Den L 911 gibt es in verschiedenen Varianten:

  • L 911: Basismodell, Pritsche oder Fahrgestell, Hinterradantrieb
  • LK 911: Kipper mit Hinterradantrieb
  • LA 911: Pritsche oder Fahrgestell mit Allradantrieb
  • LAK 911: Kipper mit Allradantrieb
  • LS 911: Zugmaschine mit Hinterradantrieb
  • LAS 911: Zugmaschine mit Allradantrieb
  • LP 911: Frontlenker mit Pritsche oder als Fahrgestell
  • LPS 911: Frontlenkerzugmaschine
  • LAF 911: Fahrzeug für Sonderaufbauten mit Allradantrieb

Technik

Fahrwerk und Kraftübertragung

Blattfeder der Vorderachse eines LAF 911, ebenfalls gut sichtbarer Teleskopstoßdämpfer

Alle Modelle des L 911 sind zweiachsige Lastkraftwagen mit Leiterrahmen und Starrachse vorne und hinten. Die Achsen sind an halbelliptischen Blattfedern aufgehängt, die Hinterachse hat darüber hinaus noch Zusatzfedern. Die Vorderachse ist mit Teleskopstoßdämpfern gedämpft. Die vier Räder sind Stahlscheibenräder, die Hinterachse ist doppelt bereift, die Vorderachse einfach. Serienmäßig sind die Reifen der Größe 8,25–20 auf geteilte Schrägschulterfelgen der Größe 6,5–20 aufgezogen. Zulieferer für die Bremsanlage waren außer Daimler-Benz selbst Bosch und Teves. Die Bremsanlage ist eine hydraulisch betätigte Zweikreisbremsanlage mit Einkammerdruckluftbremshilfe; die Bremskraft wirkt auf Bremstrommeln mit einem Durchmesser von 400 mm an den Vorderrädern und 408 mm an den Hinterrädern, davon ausgenommen sind Frontlenker ab 1967, deren Bremstrommeldurchmesser 418 mm beträgt. Die Handbremse ist eine Federspeicherbremse und wirkt auf die Hinterräder. Hersteller der Lenkung ist Daimler-Benz, es ist eine Kugelumlauflenkung mit ungeteilter Spurstange. Alle Fahrzeuge waren sowohl als Links- wie auch als Rechtslenker lieferbar.

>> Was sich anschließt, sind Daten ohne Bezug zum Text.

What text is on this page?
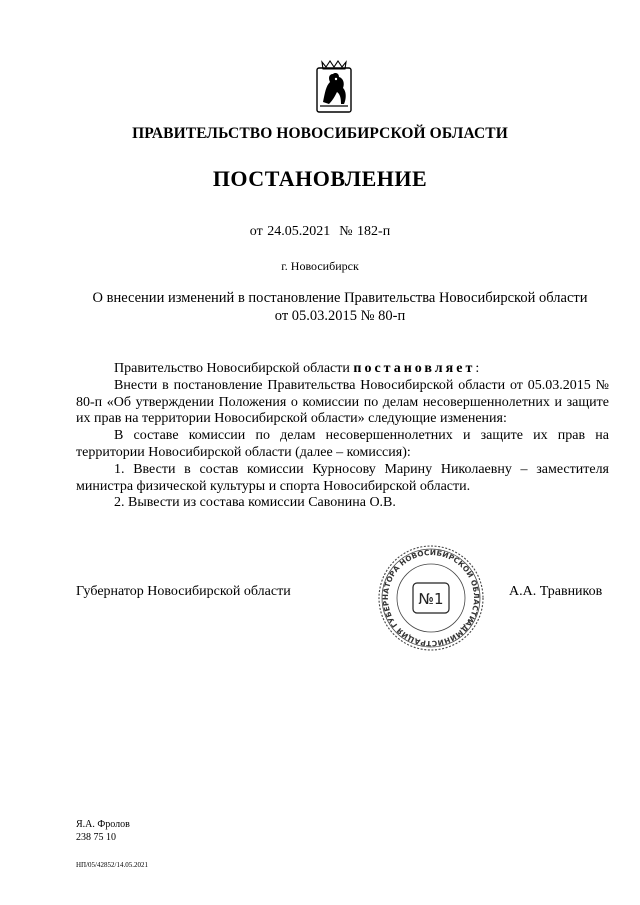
ПРАВИТЕЛЬСТВО НОВОСИБИРСКОЙ ОБЛАСТИ
ПОСТАНОВЛЕНИЕ
от 24.05.2021 № 182-п
г. Новосибирск
О внесении изменений в постановление Правительства Новосибирской области
от 05.03.2015 № 80-п

Правительство Новосибирской области постановляет:

Внести в постановление Правительства Новосибирской области от 05.03.2015 № 80-п «Об утверждении Положения о комиссии по делам несовершеннолетних и защите их прав на территории Новосибирской области» следующие изменения:

В составе комиссии по делам несовершеннолетних и защите их прав на территории Новосибирской области (далее – комиссия):

1. Ввести в состав комиссии Курносову Марину Николаевну – заместителя министра физической культуры и спорта Новосибирской области.

2. Вывести из состава комиссии Савонина О.В.

Губернатор Новосибирской области	А.А. Травников
АДМИНИСТРАЦИЯ ГУБЕРНАТОРА НОВОСИБИРСКОЙ ОБЛАСТИ
№1
Я.А. Фролов
238 75 10
НП/05/42852/14.05.2021
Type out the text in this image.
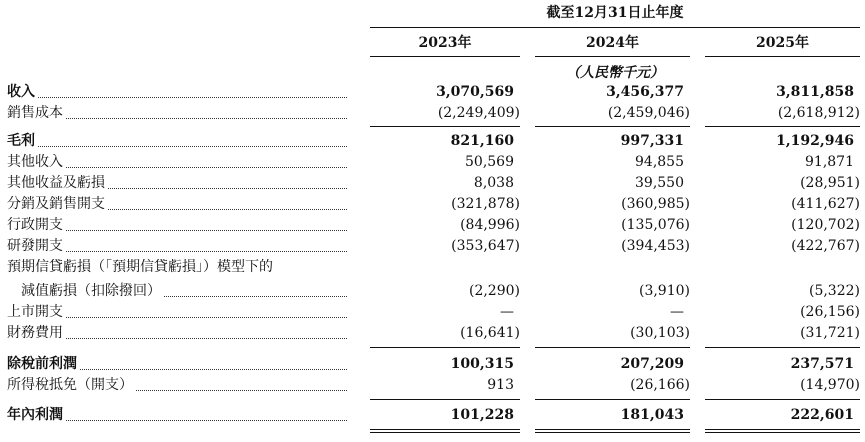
截至12月31日止年度
2023年	2024年	2025年
（人民幣千元）
收入	3,070,569	3,456,377	3,811,858
銷售成本	(2,249,409)	(2,459,046)	(2,618,912)
毛利	821,160	997,331	1,192,946
其他收入	50,569	94,855	91,871
其他收益及虧損	8,038	39,550	(28,951)
分銷及銷售開支	(321,878)	(360,985)	(411,627)
行政開支	(84,996)	(135,076)	(120,702)
研發開支	(353,647)	(394,453)	(422,767)
預期信貸虧損（「預期信貸虧損」）模型下的
減值虧損（扣除撥回）	(2,290)	(3,910)	(5,322)
上市開支	—	—	(26,156)
財務費用	(16,641)	(30,103)	(31,721)
除稅前利潤	100,315	207,209	237,571
所得稅抵免（開支）	913	(26,166)	(14,970)
年內利潤	101,228	181,043	222,601
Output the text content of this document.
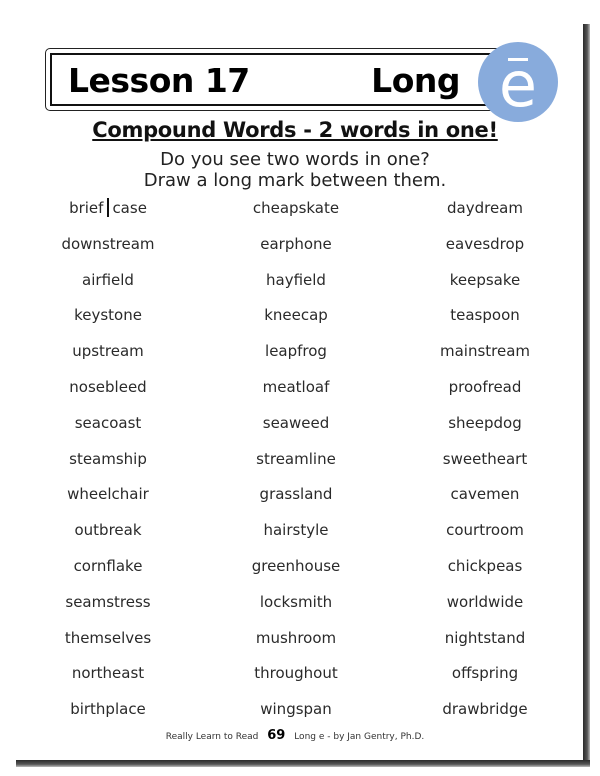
Lesson 17	Long e
Compound Words - 2 words in one!
Do you see two words in one?
Draw a long mark between them.
brief case	cheapskate	daydream
downstream	earphone	eavesdrop
airfield	hayfield	keepsake
keystone	kneecap	teaspoon
upstream	leapfrog	mainstream
nosebleed	meatloaf	proofread
seacoast	seaweed	sheepdog
steamship	streamline	sweetheart
wheelchair	grassland	cavemen
outbreak	hairstyle	courtroom
cornflake	greenhouse	chickpeas
seamstress	locksmith	worldwide
themselves	mushroom	nightstand
northeast	throughout	offspring
birthplace	wingspan	drawbridge
Really Learn to Read 69 Long e - by Jan Gentry, Ph.D.
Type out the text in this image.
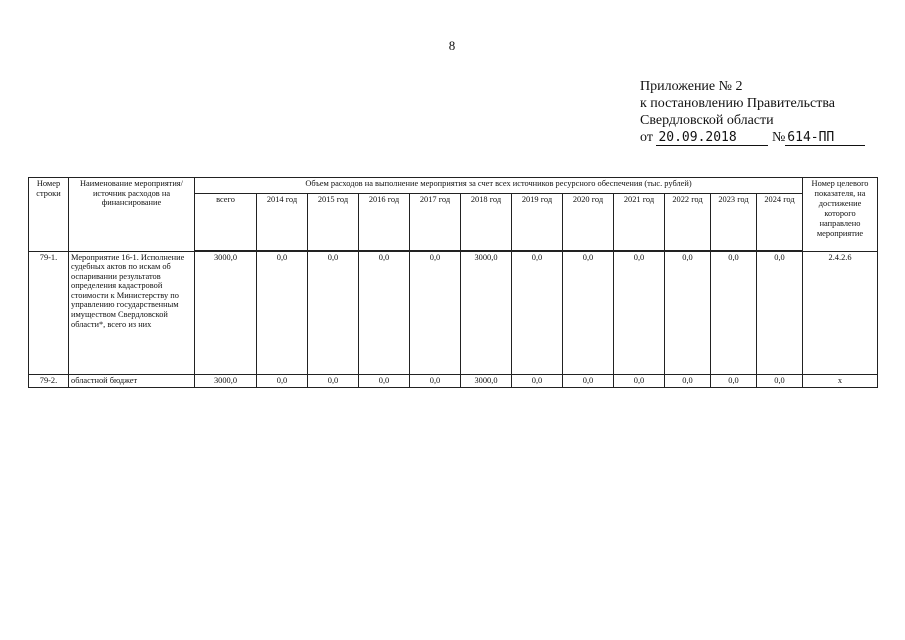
8
Приложение № 2
к постановлению Правительства
Свердловской области
от 20.09.2018	№ 614-ПП
Номер строки	Наименование мероприятия/источник расходов на финансирование	Объем расходов на выполнение мероприятия за счет всех источников ресурсного обеспечения (тыс. рублей)												Номер целевого показателя, на достижение которого направлено мероприятие
		всего	2014 год	2015 год	2016 год	2017 год	2018 год	2019 год	2020 год	2021 год	2022 год	2023 год	2024 год	
79-1.	Мероприятие 16-1. Исполнение судебных актов по искам об оспаривании результатов определения кадастровой стоимости к Министерству по управлению государственным имуществом Свердловской области*, всего из них	3000,0	0,0	0,0	0,0	0,0	3000,0	0,0	0,0	0,0	0,0	0,0	0,0	2.4.2.6
79-2.	областной бюджет	3000,0	0,0	0,0	0,0	0,0	3000,0	0,0	0,0	0,0	0,0	0,0	0,0	х
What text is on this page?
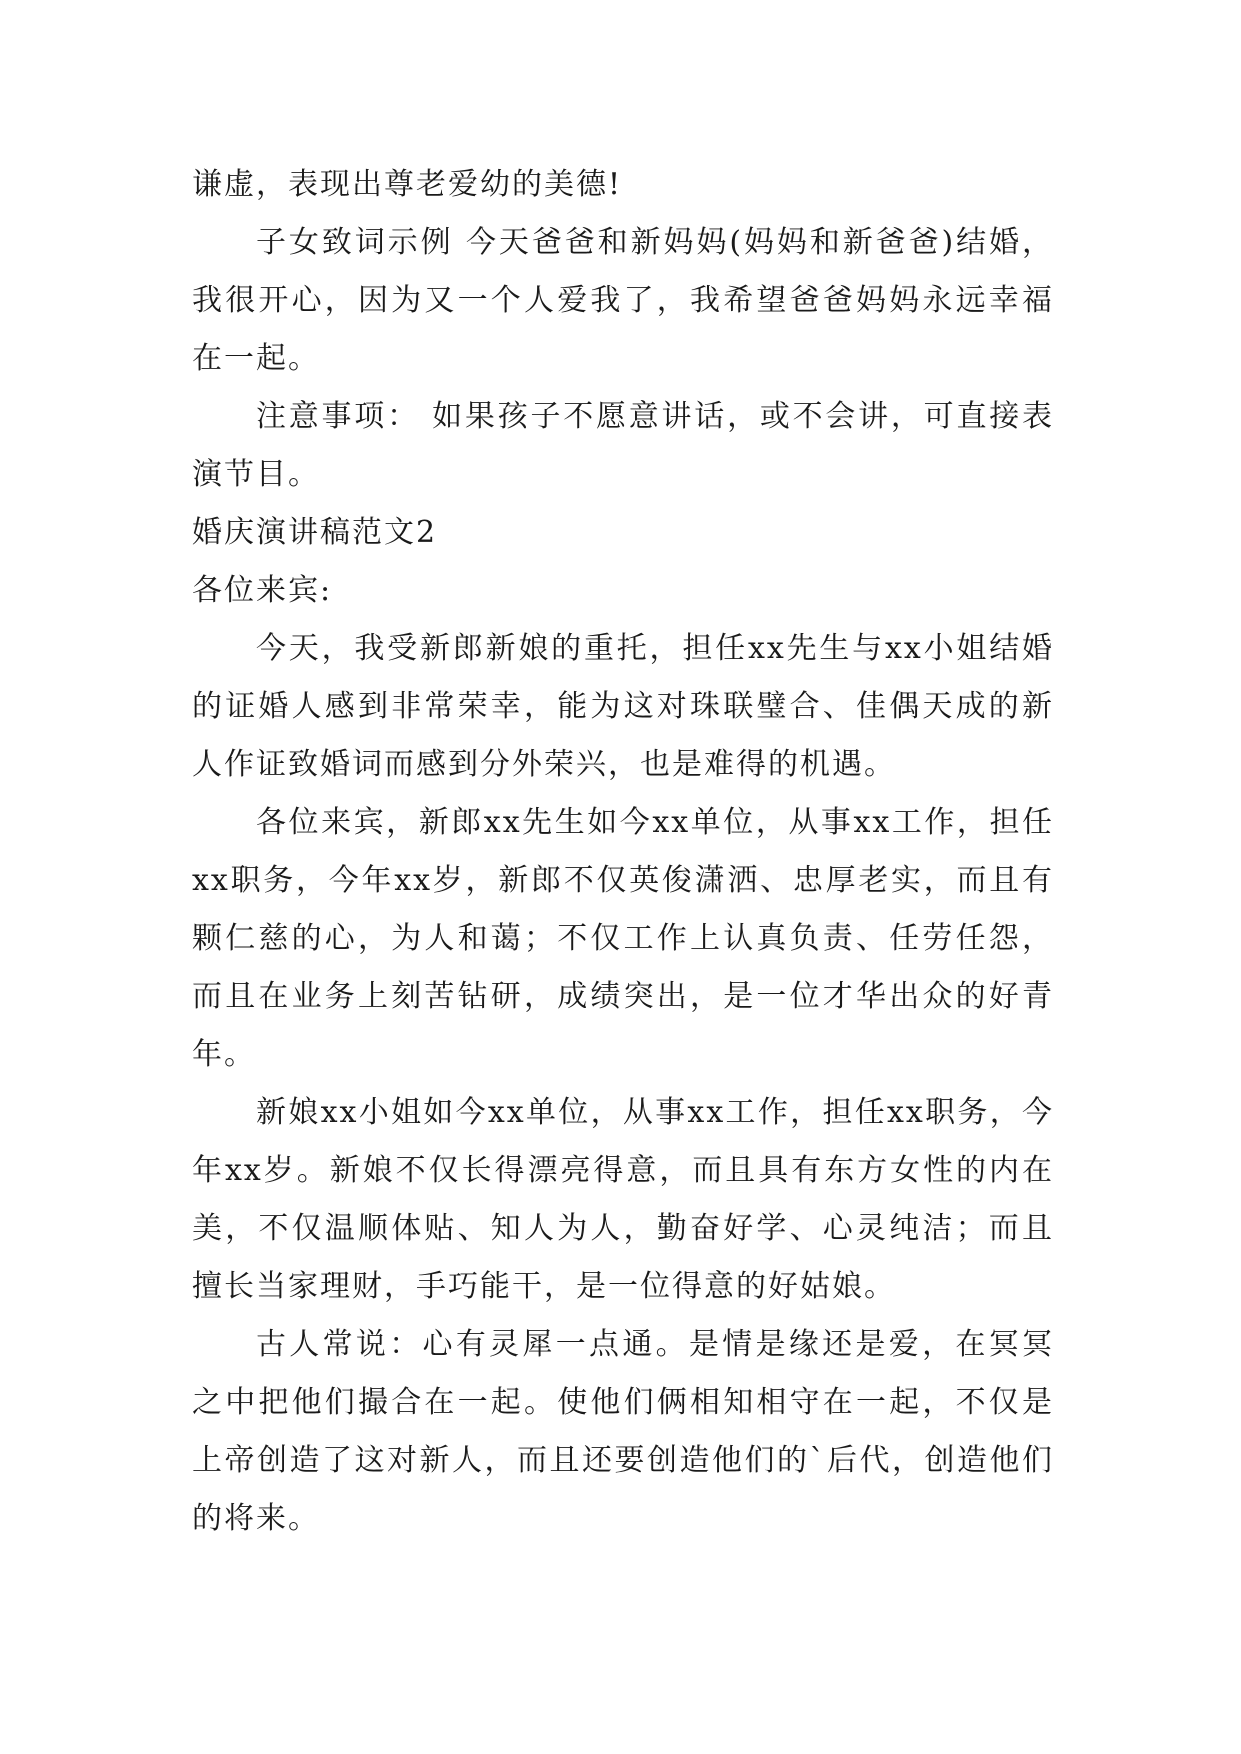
谦虚，表现出尊老爱幼的美德!

子女致词示例 今天爸爸和新妈妈(妈妈和新爸爸)结婚，我很开心，因为又一个人爱我了，我希望爸爸妈妈永远幸福在一起。

注意事项： 如果孩子不愿意讲话，或不会讲，可直接表演节目。

婚庆演讲稿范文2

各位来宾:

今天，我受新郎新娘的重托，担任xx先生与xx小姐结婚的证婚人感到非常荣幸，能为这对珠联璧合、佳偶天成的新人作证致婚词而感到分外荣兴，也是难得的机遇。

各位来宾，新郎xx先生如今xx单位，从事xx工作，担任xx职务，今年xx岁，新郎不仅英俊潇洒、忠厚老实，而且有颗仁慈的心，为人和蔼；不仅工作上认真负责、任劳任怨，而且在业务上刻苦钻研，成绩突出，是一位才华出众的好青年。

新娘xx小姐如今xx单位，从事xx工作，担任xx职务，今年xx岁。新娘不仅长得漂亮得意，而且具有东方女性的内在美，不仅温顺体贴、知人为人，勤奋好学、心灵纯洁；而且擅长当家理财，手巧能干，是一位得意的好姑娘。

古人常说：心有灵犀一点通。是情是缘还是爱，在冥冥之中把他们撮合在一起。使他们俩相知相守在一起，不仅是上帝创造了这对新人，而且还要创造他们的`后代，创造他们的将来。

Die Kraft wird vom Motor über eine Einscheibentrockenkupplung des Typs Fichtel & Sachs H 32 auf das Getriebe übertragen. Das Getriebe ist ein vollsynchronisiertes Fünfganggetriebe von Daimler-Benz, das mit dem Motor verblockt ist. Geschaltet wird es mit einem Schalthebel neben dem Fahrersitz, der unmittelbar auf das Getriebe wirkt. Vom Getriebe wird die Antriebskraft über eine Gelenkwelle auf ein Hypoid-Kegelrad-Achsgetriebe an der Hinterachse übertragen.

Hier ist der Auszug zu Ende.